I used Format Post… from within FontCreator. Accordingly, within FontCreator, the cells show the PostScript name for the glyph mapped to U+F9001 as uF9001 as I habitually use FontCreator with the Tools Options… Overview Caption setting of Postscript name.
I have now found that I would like to have a font that also allows access to the glyphs from the plane 0 Private Use Area.

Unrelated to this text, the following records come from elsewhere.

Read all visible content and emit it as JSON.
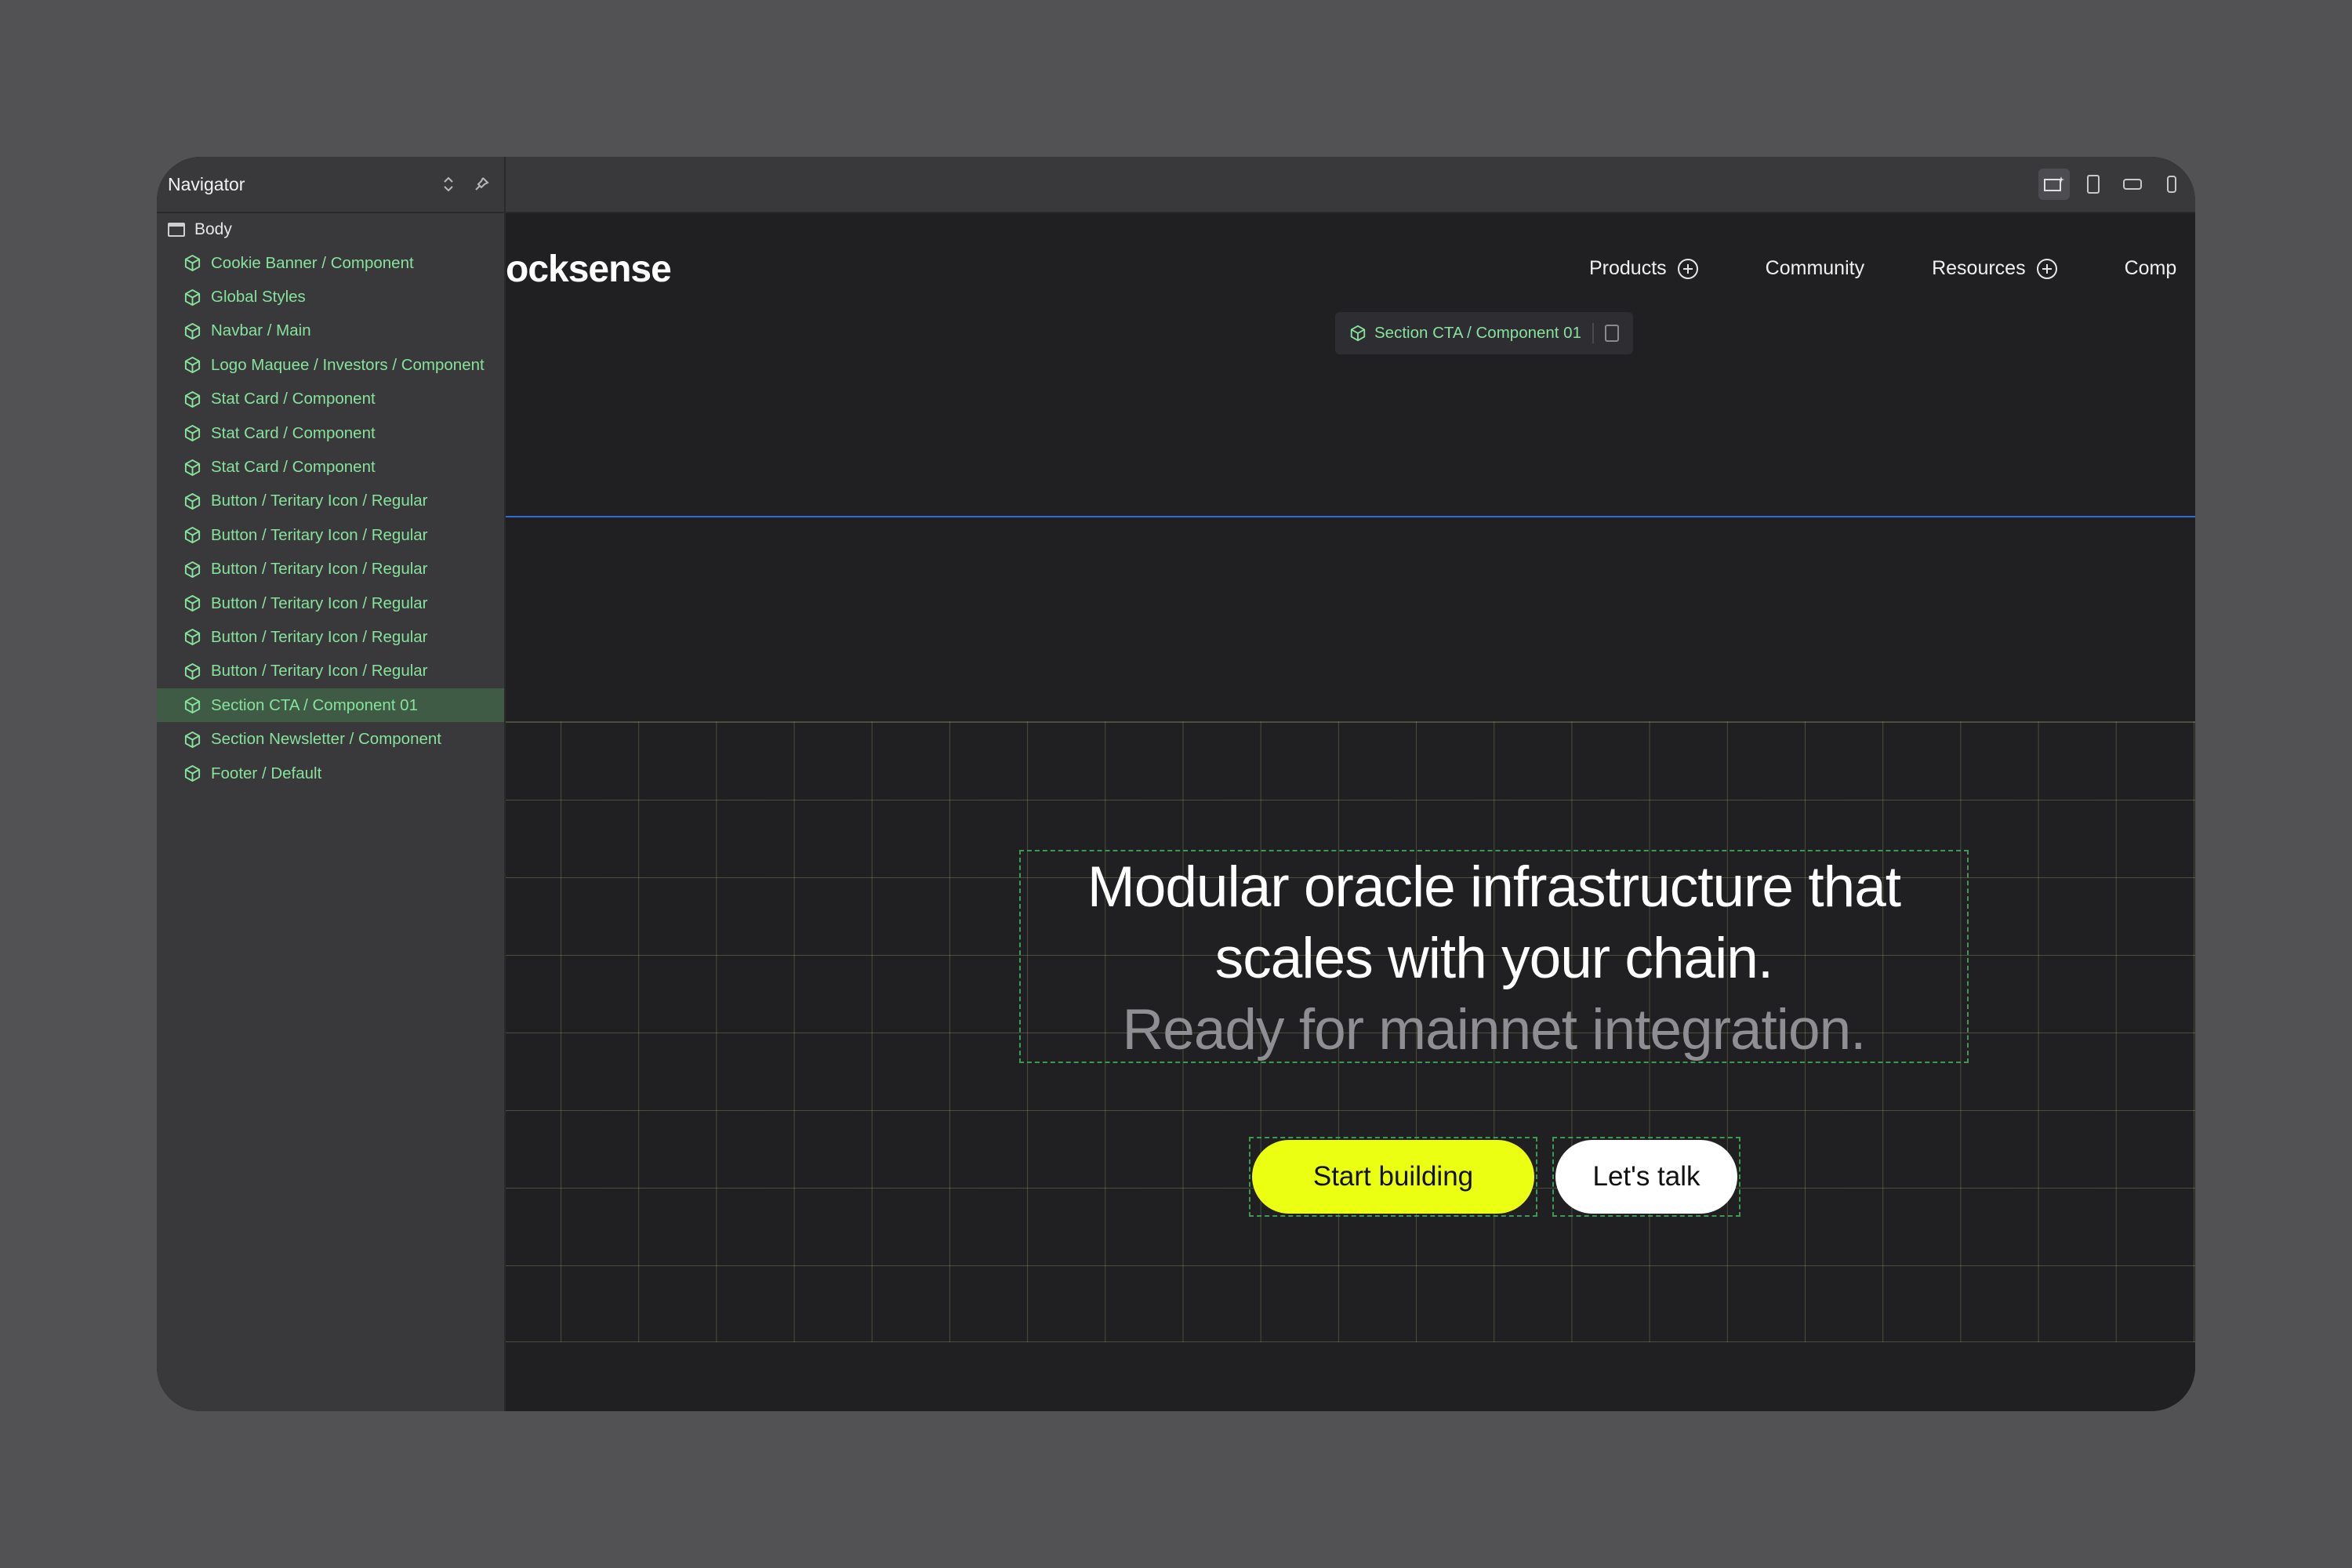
{
  "navigator": {
    "title": "Navigator",
    "root": "Body",
    "items": [
      {
        "label": "Cookie Banner / Component",
        "selected": false
      },
      {
        "label": "Global Styles",
        "selected": false
      },
      {
        "label": "Navbar / Main",
        "selected": false
      },
      {
        "label": "Logo Maquee / Investors / Component",
        "selected": false
      },
      {
        "label": "Stat Card / Component",
        "selected": false
      },
      {
        "label": "Stat Card / Component",
        "selected": false
      },
      {
        "label": "Stat Card / Component",
        "selected": false
      },
      {
        "label": "Button / Teritary Icon / Regular",
        "selected": false
      },
      {
        "label": "Button / Teritary Icon / Regular",
        "selected": false
      },
      {
        "label": "Button / Teritary Icon / Regular",
        "selected": false
      },
      {
        "label": "Button / Teritary Icon / Regular",
        "selected": false
      },
      {
        "label": "Button / Teritary Icon / Regular",
        "selected": false
      },
      {
        "label": "Button / Teritary Icon / Regular",
        "selected": false
      },
      {
        "label": "Section CTA / Component 01",
        "selected": true
      },
      {
        "label": "Section Newsletter / Component",
        "selected": false
      },
      {
        "label": "Footer / Default",
        "selected": false
      }
    ],
    "item_icon": "component-cube-icon",
    "header_icons": [
      "sort-arrows-icon",
      "pin-icon"
    ]
  },
  "toolbar": {
    "breakpoints": [
      "desktop-star-icon",
      "tablet-icon",
      "landscape-phone-icon",
      "phone-icon"
    ]
  },
  "site": {
    "logo": "ocksense",
    "nav": [
      {
        "label": "Products",
        "has_plus": true
      },
      {
        "label": "Community",
        "has_plus": false
      },
      {
        "label": "Resources",
        "has_plus": true
      },
      {
        "label": "Comp",
        "has_plus": false
      }
    ]
  },
  "selection_tag": {
    "label": "Section CTA / Component 01",
    "icon": "component-cube-icon",
    "action_icon": "trash-icon"
  },
  "hero": {
    "line1": "Modular oracle infrastructure that",
    "line2": "scales with your chain.",
    "line3": "Ready for mainnet integration.",
    "primary_button": "Start building",
    "secondary_button": "Let's talk"
  },
  "colors": {
    "accent": "#ebff12",
    "selection_green": "#86e39b",
    "guide_blue": "#2f6bd3",
    "canvas_bg": "#201f22",
    "panel_bg": "#39383b"
  }
}
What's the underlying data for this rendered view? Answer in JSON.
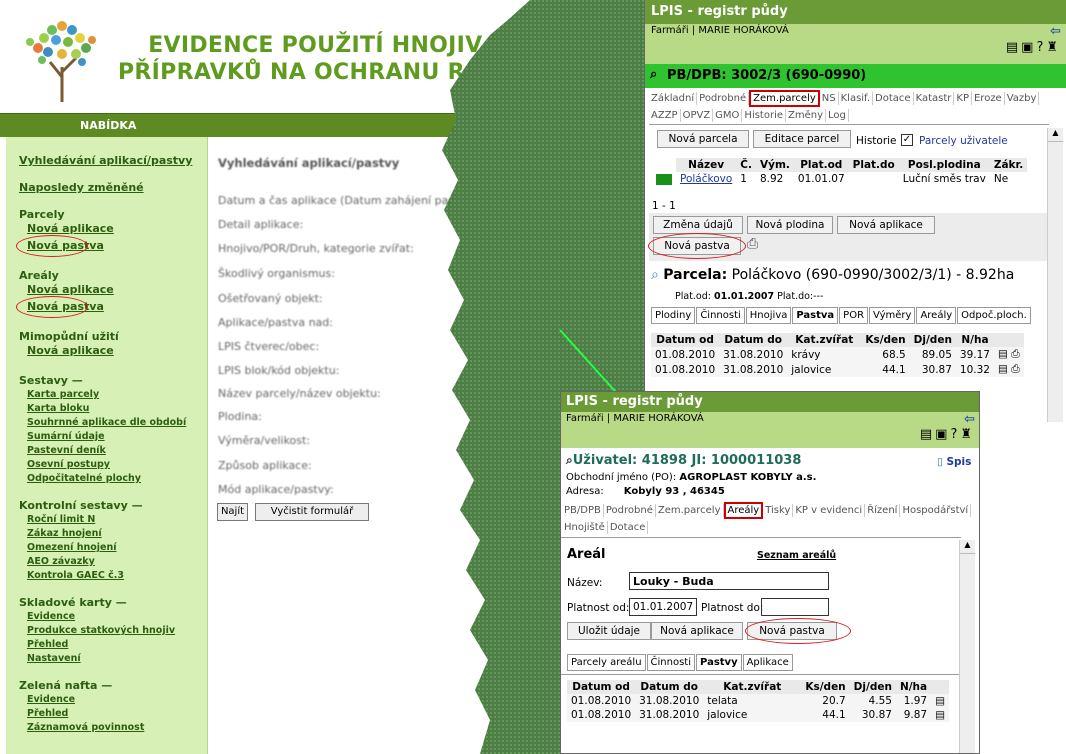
{
  "left": {
    "title_line1": "EVIDENCE POUŽITÍ HNOJIV A",
    "title_line2": "PŘÍPRAVKŮ NA OCHRANU ROSTLIN",
    "menu_label": "NABÍDKA",
    "sidebar": {
      "search": "Vyhledávání aplikací/pastvy",
      "recent": "Naposledy změněné",
      "parcely": "Parcely",
      "parcely_app": "Nová aplikace",
      "parcely_past": "Nová pastva",
      "arealy": "Areály",
      "arealy_app": "Nová aplikace",
      "arealy_past": "Nová pastva",
      "mimo": "Mimopůdní užití",
      "mimo_app": "Nová aplikace",
      "sestavy": "Sestavy —",
      "sestavy_items": [
        "Karta parcely",
        "Karta bloku",
        "Souhrnné aplikace dle období",
        "Sumární údaje",
        "Pastevní deník",
        "Osevní postupy",
        "Odpočitatelné plochy"
      ],
      "kontrolni": "Kontrolní sestavy —",
      "kontrolni_items": [
        "Roční limit N",
        "Zákaz hnojení",
        "Omezení hnojení",
        "AEO závazky",
        "Kontrola GAEC č.3"
      ],
      "sklad": "Skladové karty —",
      "sklad_items": [
        "Evidence",
        "Produkce statkových hnojiv",
        "Přehled",
        "Nastavení"
      ],
      "nafta": "Zelená nafta —",
      "nafta_items": [
        "Evidence",
        "Přehled",
        "Záznamová povinnost"
      ]
    },
    "form": {
      "title": "Vyhledávání aplikací/pastvy",
      "labels": [
        "Datum a čas aplikace (Datum zahájení pastvy):",
        "Detail aplikace:",
        "Hnojivo/POR/Druh, kategorie zvířat:",
        "Škodlivý organismus:",
        "Ošetřovaný objekt:",
        "Aplikace/pastva nad:",
        "LPIS čtverec/obec:",
        "LPIS blok/kód objektu:",
        "Název parcely/název objektu:",
        "Plodina:",
        "Výměra/velikost:",
        "Způsob aplikace:",
        "Mód aplikace/pastvy:"
      ],
      "find_btn": "Najít",
      "clear_btn": "Vyčistit formulář"
    }
  },
  "top_window": {
    "title": "LPIS - registr půdy",
    "user": "Farmáři | MARIE HORÁKOVÁ",
    "pb": "PB/DPB: 3002/3 (690-0990)",
    "tabs1": [
      "Základní",
      "Podrobné",
      "Zem.parcely",
      "NS",
      "Klasif.",
      "Dotace",
      "Katastr",
      "KP",
      "Eroze",
      "Vazby"
    ],
    "tabs2": [
      "AZZP",
      "OPVZ",
      "GMO",
      "Historie",
      "Změny",
      "Log"
    ],
    "btn_new_parcel": "Nová parcela",
    "btn_edit_parcel": "Editace parcel",
    "history_label": "Historie",
    "user_parcels": "Parcely uživatele",
    "parcel_table": {
      "headers": [
        "Název",
        "Č.",
        "Vým.",
        "Plat.od",
        "Plat.do",
        "Posl.plodina",
        "Zákr."
      ],
      "row": [
        "Poláčkovo",
        "1",
        "8.92",
        "01.01.07",
        "",
        "Luční směs trav",
        "Ne"
      ]
    },
    "pager": "1 - 1",
    "btn_change": "Změna údajů",
    "btn_new_crop": "Nová plodina",
    "btn_new_app": "Nová aplikace",
    "btn_new_past": "Nová pastva",
    "parcel_heading_bold": "Parcela:",
    "parcel_heading": "Poláčkovo (690-0990/3002/3/1) - 8.92ha",
    "plat_od_label": "Plat.od:",
    "plat_od": "01.01.2007",
    "plat_do_label": "Plat.do:---",
    "subtabs": [
      "Plodiny",
      "Činnosti",
      "Hnojiva",
      "Pastva",
      "POR",
      "Výměry",
      "Areály",
      "Odpoč.ploch."
    ],
    "past_table": {
      "headers": [
        "Datum od",
        "Datum do",
        "Kat.zvířat",
        "Ks/den",
        "Dj/den",
        "N/ha"
      ],
      "rows": [
        [
          "01.08.2010",
          "31.08.2010",
          "krávy",
          "68.5",
          "89.05",
          "39.17"
        ],
        [
          "01.08.2010",
          "31.08.2010",
          "jalovice",
          "44.1",
          "30.87",
          "10.32"
        ]
      ]
    }
  },
  "bottom_window": {
    "title": "LPIS - registr půdy",
    "user": "Farmáři | MARIE HORÁKOVÁ",
    "uzivatel": "Uživatel: 41898 JI: 1000011038",
    "spis": "Spis",
    "obch_label": "Obchodní jméno (PO):",
    "obch_value": "AGROPLAST KOBYLY a.s.",
    "adresa_label": "Adresa:",
    "adresa_value": "Kobyly 93 , 46345",
    "tabs1": [
      "PB/DPB",
      "Podrobné",
      "Zem.parcely",
      "Areály",
      "Tisky",
      "KP v evidenci",
      "Řízení",
      "Hospodářství"
    ],
    "tabs2": [
      "Hnojiště",
      "Dotace"
    ],
    "areal_title": "Areál",
    "areal_list": "Seznam areálů",
    "nazev_label": "Název:",
    "nazev_value": "Louky - Buda",
    "plat_od_label": "Platnost od:",
    "plat_od_value": "01.01.2007",
    "plat_do_label": "Platnost do:",
    "btn_save": "Uložit údaje",
    "btn_new_app": "Nová aplikace",
    "btn_new_past": "Nová pastva",
    "subtabs": [
      "Parcely areálu",
      "Činnosti",
      "Pastvy",
      "Aplikace"
    ],
    "table": {
      "headers": [
        "Datum od",
        "Datum do",
        "Kat.zvířat",
        "Ks/den",
        "Dj/den",
        "N/ha"
      ],
      "rows": [
        [
          "01.08.2010",
          "31.08.2010",
          "telata",
          "20.7",
          "4.55",
          "1.97"
        ],
        [
          "01.08.2010",
          "31.08.2010",
          "jalovice",
          "44.1",
          "30.87",
          "9.87"
        ]
      ]
    }
  }
}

This is partly so that I can produce a pdf document using Serif PagePlus X3, (which is not the latest version of PagePlus) that does not access glyphs from plane 15 and partly because it may have been a step too far all at once to start with using plane 15 for experiments.
So, I decided to try to produce a font Localizable Sentences 709 in LOCSE709.TTF by starting with a copy of LOCSE009.TTF and adding a plane 0 mapping to the experimental glyphs, by right clicking, then Properties… Mappings Microsoft Unicode BMP only and adding the mapping.
For the glyph mapped to U+F9001 a mapping to U+E001 was added,
for the glyph mapped to U+F900E a mapping to U+E00E was added,
for the glyph mapped to U+F900F a mapping to U+E00F was added.
Then I tried Format Post… Generate Names yet a name based on E001 does not appear.
I have tried the font and produced a pdf using it, which appears to be good.
At present, having only “double-mapped” three of the glyphs so far, I am wondering whether I should continue with that, or whether I need to start again from a new copy of LOCSE009.TTF and add some new cells and copy the glyph designs and map them separately to plane 0, so that the cells can all have a postscript name that goes with the Unicode mapping.
Does anyone have any ideas on this please?